Iraq’s Independent High Electoral Commission (IHEC) has noted an unprecedented demand from eligible citizens to update their electoral records as the country prepares for local elections. The Commission also highlighted the significant increase in the number of political parties, alliances, and candidates participating in the provincial council elections compared to previous elections since 2003.

Judge Abbas Al-Fatlawi, the head of the electoral administration at the Commission, expressed that preparations for the elections are well underway, including the design and printing of special ballot papers and voter cards. He also mentioned that electoral campaigns will commence following the drawing of numbers for alliances, parties, candidates, and individuals.

Judge Al-Fatlawi emphasized that the local elections would proceed as scheduled and called on citizens to participate in the vote.

Earlier today, IHEC announced that nearly 70 political parties and alliances and over 6,000 candidates will participate in the upcoming provincial council elections scheduled for next month.

Nibras Abu Souda, a member of the IHEC media team, said that the competition will involve 29 political parties, 39 political alliances, and 66 individual candidates, including minority candidates. Unlike the 2021 elections, which were based on individual nominations, these elections will use an open list system.

Iraq is scheduled to hold provincial elections on November 6, 2023. The polls will be the first for provincial councils in 13 years after they were dissolved amid anti-government protests in 2019.

The elections will be held in 15 of 18 Iraqi provinces, excluding the three provinces in the autonomous Kurdistan region of northern Iraq.

The elections are a critical test for the Iraqi government and a potential turning point in the country’s political climate.
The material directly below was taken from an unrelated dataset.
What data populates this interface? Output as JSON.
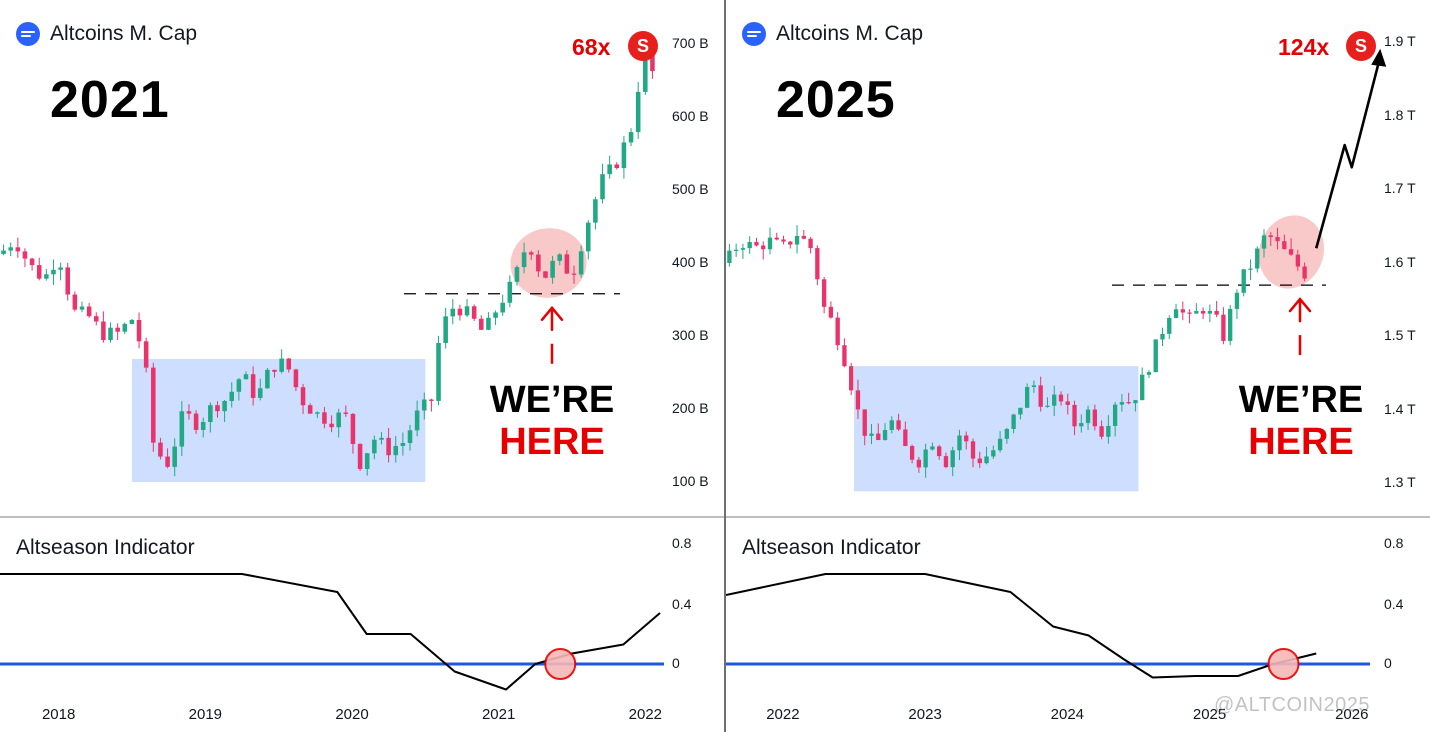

They will also be the first elections under a new electoral law passed in 2020.

The new electoral law reintroduces the Sainte-Laguë method of proportional representation, which is expected to benefit smaller political parties and independent candidates. The law also reduces the number of seats in provincial councils and requires that at least 25% of candidates be women.

Some major political parties have already announced their intention to participate in the elections, including the Sadrist Movement, the State of Law Coalition, and the Kurdistan Democratic Party.

However, there are some concerns about the security and fairness of the elections. Some political groups have accused the government of trying to manipulate the electoral process, and there is a risk of violence on election day.